I think we need a leader of this country that truly understands what it means to be real. Someone who can connect with average people. This person needs to be intelligent and well versed in many issues. That is why it is so important to start the process of choosing our next president in the Midwest. Iowa voters will have an opportunity to once again apply Midwestern values to the process of choosing a new president. I am not saying this should result in front runners Mike Huckabee or Barack Obama (both leading in Iowa at the time of this post) being selected per say, but I do believe we need to contemplate carefully the selection of the next president and what better place to start than in Iowa. Some say the process to become president takes too long and is too drawn out. I say the process should be difficult and lengthy. Too much is riding on the selection of this very important position and the Iowa Caucuses provides a very neighborly way of selecting this person. Let the fun begin!
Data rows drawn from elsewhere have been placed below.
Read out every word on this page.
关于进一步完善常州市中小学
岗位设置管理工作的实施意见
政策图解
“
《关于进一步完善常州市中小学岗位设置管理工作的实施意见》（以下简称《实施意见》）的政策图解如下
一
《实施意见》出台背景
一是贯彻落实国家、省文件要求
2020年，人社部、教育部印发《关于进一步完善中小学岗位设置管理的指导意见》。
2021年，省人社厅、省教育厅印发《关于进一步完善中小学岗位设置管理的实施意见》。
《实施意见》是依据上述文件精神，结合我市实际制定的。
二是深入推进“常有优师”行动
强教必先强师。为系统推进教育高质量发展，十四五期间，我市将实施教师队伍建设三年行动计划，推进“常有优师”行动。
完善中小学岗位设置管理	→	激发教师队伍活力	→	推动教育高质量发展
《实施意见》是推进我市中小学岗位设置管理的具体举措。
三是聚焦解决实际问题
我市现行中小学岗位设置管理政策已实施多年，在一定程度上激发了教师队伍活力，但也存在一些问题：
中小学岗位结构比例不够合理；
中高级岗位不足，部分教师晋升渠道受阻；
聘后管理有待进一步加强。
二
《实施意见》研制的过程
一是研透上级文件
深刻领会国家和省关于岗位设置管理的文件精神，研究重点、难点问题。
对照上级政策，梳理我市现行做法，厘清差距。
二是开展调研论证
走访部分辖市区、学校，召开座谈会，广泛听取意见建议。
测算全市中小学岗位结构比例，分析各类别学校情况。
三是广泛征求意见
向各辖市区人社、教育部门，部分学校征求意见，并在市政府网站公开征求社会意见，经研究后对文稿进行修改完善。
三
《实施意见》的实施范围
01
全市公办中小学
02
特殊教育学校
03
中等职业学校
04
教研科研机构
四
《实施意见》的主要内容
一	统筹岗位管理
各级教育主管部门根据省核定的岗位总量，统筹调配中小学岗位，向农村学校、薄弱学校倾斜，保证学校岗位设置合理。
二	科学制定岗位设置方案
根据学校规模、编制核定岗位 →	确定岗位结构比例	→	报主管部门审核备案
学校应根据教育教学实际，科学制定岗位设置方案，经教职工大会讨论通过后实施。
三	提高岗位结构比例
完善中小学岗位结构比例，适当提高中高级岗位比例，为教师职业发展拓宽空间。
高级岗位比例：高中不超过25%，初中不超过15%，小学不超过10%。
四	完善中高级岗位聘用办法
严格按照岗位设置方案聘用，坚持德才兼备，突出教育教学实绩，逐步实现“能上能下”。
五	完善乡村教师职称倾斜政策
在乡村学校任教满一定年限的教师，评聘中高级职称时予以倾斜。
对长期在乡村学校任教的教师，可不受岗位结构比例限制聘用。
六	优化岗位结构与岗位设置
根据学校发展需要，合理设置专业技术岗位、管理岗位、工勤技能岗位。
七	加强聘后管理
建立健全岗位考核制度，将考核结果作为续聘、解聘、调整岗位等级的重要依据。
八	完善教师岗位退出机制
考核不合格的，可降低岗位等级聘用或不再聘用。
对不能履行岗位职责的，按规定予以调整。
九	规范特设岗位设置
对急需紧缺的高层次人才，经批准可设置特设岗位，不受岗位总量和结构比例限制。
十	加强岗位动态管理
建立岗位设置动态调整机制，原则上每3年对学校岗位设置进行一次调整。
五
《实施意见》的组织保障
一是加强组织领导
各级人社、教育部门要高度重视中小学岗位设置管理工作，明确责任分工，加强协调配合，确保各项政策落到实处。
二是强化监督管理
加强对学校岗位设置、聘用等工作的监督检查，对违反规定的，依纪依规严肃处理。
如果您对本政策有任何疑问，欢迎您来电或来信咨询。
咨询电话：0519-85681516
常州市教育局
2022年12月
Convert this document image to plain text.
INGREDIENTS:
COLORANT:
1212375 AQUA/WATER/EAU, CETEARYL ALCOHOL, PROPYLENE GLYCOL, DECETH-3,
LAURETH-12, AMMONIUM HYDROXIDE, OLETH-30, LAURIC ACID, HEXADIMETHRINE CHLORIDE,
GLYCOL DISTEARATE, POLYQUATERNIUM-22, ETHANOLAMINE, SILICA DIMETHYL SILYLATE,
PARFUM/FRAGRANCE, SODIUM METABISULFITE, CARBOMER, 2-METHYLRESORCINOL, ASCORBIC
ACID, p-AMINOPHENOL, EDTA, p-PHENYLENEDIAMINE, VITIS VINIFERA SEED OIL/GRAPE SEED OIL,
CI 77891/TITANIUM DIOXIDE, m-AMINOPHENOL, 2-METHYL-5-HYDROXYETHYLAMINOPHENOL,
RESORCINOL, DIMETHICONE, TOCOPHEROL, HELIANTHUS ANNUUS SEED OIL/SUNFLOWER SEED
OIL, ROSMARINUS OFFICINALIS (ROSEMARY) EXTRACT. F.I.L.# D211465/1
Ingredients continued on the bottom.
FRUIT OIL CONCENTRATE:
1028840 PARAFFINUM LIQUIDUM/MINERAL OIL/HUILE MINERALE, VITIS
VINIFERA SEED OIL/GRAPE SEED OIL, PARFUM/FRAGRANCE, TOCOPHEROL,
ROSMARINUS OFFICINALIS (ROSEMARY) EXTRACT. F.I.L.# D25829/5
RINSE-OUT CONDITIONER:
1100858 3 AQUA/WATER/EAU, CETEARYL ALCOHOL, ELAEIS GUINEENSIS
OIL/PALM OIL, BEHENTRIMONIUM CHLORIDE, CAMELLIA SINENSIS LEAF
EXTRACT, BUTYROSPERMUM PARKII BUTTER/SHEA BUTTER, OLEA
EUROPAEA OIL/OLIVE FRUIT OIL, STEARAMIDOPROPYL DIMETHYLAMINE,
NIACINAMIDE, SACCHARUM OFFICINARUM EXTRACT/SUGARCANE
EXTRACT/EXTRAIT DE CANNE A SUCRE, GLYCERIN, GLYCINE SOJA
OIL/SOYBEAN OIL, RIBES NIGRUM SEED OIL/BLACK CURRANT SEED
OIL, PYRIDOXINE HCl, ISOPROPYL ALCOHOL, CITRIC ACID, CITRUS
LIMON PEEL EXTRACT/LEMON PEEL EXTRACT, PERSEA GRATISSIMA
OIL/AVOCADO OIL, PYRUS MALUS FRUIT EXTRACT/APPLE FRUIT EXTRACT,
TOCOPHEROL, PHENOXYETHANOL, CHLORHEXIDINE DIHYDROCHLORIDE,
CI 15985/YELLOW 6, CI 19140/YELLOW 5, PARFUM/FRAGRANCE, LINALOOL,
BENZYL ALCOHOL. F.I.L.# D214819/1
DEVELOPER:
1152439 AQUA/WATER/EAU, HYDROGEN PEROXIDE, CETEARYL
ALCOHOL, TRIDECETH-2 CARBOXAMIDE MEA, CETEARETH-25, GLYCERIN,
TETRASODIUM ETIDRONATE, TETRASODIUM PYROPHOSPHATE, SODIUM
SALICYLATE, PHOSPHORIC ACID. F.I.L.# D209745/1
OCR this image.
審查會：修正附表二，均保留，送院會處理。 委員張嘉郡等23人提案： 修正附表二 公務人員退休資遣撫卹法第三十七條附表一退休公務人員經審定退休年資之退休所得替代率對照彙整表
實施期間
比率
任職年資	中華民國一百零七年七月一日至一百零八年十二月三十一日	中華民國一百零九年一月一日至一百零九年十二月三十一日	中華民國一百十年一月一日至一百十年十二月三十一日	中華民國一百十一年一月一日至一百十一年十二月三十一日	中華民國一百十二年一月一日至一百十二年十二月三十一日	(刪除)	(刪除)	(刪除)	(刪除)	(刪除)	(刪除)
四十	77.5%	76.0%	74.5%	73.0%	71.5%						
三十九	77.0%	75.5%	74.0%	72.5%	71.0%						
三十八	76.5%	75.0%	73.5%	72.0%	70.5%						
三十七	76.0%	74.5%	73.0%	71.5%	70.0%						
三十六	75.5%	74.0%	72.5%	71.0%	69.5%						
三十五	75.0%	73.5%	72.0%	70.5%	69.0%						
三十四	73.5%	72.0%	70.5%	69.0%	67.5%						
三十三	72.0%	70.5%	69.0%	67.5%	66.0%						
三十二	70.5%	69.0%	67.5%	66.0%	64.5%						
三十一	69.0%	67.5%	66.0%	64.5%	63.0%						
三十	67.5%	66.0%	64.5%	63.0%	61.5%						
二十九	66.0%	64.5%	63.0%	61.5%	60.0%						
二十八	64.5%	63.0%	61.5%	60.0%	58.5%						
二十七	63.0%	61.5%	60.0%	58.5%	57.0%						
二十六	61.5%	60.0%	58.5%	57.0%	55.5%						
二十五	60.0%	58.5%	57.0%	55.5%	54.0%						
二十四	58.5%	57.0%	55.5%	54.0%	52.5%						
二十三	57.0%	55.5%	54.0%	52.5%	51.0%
So, do the You Tube debates lessen the seriousness of this process? Do snowmen and cartoon questions demean the Presidency? My answer is absolutely not. In my opinion, it gets our citizens interested again in the process. If it can get my students interested, with as busy of lives as many of them lead, it can get America interested again. If the young of our country fight our wars and grow our economy, it makes perfect sense that they should shape, in some small way, the process in which we select the leader of this nation. The only thing that would be demeaning about the You Tube Debate process would be if candidates refused to answer the questions of the people (most of them submitted by young Americans) of this great country. Let's not alienate the young because we aren't used to communicating this way. Let's allow them to get excited about the process, by letting them be able to shape the process. Isn't that why many of my students got together to watch this debate and posted over 7oo comments about it? It is not because it was assigned for them to watch, it is because it has become interesting to them and there was free Chex Mix at the party (never underestimate the power of food).

Finally, let's always remember that America is the land of opportunity and You Tube makes that opportunity available for all citizens to express themselves and have an impact, even people like my high school students living in little Ol' Papillion, Nebraska. Thank you, my students, for making this possible for me. I will never forget it. You all are the best.